Most people have already made their applications and submitted to the humiliation of fingerprinting. It is safe to say that most people have furnished their finger-prints under duress. The duress is extreme: a threat of five years imprisonment, as well of course as endless “tracasserie” in getting one’s right to pensions, declaring births, entering marriage contracts, buying NHDC houses, declaring deaths, etc. Yet, many are taking part in a “go slow”.
There are at present three cases wallowing in the Supreme Court for months, although Section 10(8) of the Constitution clearly states that they should be given a fair hearing “within a reasonable time”. Reasonable time has expired. A fair hearing is hard to imagine when magistrates and judges have given their own fingerprints, prior to any judgment!

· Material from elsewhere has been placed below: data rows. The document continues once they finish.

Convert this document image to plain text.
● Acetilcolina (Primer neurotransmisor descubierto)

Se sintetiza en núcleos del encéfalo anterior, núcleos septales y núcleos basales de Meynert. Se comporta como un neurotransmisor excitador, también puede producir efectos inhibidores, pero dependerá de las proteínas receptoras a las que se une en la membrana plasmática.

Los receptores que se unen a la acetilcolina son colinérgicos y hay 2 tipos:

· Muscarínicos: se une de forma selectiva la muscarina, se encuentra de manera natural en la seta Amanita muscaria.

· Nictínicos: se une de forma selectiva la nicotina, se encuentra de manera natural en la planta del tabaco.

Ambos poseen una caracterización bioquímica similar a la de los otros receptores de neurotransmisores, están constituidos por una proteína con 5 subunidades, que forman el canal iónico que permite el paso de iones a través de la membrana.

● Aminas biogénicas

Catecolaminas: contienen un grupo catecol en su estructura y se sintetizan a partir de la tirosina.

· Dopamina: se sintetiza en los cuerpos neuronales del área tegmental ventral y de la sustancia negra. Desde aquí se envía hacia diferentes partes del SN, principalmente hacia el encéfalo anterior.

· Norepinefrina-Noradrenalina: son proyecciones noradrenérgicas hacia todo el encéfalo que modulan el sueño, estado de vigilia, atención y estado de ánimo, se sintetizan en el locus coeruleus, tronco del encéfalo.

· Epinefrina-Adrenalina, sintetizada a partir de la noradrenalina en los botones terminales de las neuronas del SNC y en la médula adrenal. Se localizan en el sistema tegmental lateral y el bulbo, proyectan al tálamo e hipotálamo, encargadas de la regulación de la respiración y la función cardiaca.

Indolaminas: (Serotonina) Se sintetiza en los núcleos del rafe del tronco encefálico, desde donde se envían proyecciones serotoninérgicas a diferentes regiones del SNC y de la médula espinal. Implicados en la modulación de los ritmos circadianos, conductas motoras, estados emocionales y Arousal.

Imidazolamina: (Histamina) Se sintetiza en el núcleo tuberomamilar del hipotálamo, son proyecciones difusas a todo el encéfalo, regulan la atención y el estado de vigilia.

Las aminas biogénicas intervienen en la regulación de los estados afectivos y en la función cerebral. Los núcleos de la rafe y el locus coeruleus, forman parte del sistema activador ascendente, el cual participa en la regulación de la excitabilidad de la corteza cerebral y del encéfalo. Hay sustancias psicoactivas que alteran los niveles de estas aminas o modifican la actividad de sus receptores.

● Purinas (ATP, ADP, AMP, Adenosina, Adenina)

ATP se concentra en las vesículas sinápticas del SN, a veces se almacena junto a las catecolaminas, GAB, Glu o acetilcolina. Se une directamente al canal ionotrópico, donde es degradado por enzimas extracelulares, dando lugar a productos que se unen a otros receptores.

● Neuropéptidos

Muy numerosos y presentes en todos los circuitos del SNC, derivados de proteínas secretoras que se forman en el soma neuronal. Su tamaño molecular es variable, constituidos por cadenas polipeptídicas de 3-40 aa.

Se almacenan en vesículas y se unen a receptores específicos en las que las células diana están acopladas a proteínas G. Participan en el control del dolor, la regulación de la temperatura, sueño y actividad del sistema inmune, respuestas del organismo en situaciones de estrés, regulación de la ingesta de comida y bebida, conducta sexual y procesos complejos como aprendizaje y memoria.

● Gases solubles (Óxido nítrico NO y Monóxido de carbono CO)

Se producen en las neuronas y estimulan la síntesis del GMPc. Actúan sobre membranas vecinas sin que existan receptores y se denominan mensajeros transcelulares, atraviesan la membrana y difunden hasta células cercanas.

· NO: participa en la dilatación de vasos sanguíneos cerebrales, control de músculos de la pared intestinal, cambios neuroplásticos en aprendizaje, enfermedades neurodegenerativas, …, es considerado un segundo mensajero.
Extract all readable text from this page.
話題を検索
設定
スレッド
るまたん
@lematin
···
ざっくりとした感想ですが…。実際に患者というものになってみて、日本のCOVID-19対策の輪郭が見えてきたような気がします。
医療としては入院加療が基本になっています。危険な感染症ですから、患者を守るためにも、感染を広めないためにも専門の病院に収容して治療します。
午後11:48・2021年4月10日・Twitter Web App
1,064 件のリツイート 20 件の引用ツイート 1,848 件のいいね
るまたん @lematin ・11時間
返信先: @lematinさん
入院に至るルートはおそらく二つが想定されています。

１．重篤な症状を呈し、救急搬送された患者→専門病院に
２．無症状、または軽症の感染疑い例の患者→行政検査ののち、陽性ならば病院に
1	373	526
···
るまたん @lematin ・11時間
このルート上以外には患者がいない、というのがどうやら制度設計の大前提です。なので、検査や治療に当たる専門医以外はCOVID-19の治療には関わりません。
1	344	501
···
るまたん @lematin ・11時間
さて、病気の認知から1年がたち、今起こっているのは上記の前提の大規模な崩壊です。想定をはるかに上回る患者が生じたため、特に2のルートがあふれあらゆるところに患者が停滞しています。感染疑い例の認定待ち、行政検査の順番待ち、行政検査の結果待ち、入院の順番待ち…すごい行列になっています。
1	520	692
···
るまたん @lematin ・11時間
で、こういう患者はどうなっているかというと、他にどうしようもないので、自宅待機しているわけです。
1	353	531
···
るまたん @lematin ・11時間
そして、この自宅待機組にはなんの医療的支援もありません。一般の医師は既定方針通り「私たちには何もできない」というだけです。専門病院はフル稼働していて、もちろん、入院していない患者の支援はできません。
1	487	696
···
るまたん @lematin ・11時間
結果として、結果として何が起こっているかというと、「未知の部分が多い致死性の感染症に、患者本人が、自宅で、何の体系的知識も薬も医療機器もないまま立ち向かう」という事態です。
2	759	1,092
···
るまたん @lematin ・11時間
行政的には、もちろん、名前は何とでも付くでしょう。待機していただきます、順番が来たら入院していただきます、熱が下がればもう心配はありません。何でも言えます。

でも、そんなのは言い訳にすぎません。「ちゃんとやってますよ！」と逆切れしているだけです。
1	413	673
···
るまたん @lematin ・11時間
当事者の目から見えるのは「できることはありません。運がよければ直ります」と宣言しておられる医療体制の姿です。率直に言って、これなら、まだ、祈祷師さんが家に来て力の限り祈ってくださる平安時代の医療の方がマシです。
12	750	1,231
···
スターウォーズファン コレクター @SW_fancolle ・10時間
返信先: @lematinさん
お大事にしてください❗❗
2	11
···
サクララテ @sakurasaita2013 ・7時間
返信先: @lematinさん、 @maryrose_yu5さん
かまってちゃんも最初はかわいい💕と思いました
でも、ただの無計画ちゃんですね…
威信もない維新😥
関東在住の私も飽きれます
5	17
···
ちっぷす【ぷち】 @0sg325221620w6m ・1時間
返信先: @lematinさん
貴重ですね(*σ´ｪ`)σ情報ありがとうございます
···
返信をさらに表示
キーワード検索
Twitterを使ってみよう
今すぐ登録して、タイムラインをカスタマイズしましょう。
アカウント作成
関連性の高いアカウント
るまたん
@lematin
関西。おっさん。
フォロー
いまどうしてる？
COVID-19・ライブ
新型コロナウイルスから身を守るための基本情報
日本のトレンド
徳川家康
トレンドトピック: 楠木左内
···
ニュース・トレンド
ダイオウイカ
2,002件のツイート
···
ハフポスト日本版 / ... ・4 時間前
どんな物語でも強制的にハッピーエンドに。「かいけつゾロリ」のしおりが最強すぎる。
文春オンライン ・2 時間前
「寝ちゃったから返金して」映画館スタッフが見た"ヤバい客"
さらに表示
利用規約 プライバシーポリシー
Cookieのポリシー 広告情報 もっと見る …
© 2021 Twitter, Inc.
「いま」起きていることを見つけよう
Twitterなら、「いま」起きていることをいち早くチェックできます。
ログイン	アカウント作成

We write to you, against this background, regarding the criminal provisions concerning ID Cards. What do you, as DPP, intend, as from 15 September, 2014 to do if these Constitutional cases are still pending? It would be reasonable to assume that the cases will go on appeal, if lost. This means they may be pending, as you know, for a very long time, whatever the Constitution may say.
The punishment, if you do prosecute, can be expected to be draconian.
So, many citizens are in a difficult fork:
Either we hand over biometric data (in the form of fingerprints and special photographic portraits) – which may well be part of an illegal process and which, in any case, contributes towards the architecture of an autocratic State and, in the long run perhaps , even a fascist one, and our action, in so doing, is irrevocable,
We risk imprisonment for 5 years.
We request you, because of the irrevocability of the furnishing of biometric data to the State, to make a public statement on this issue of national interest.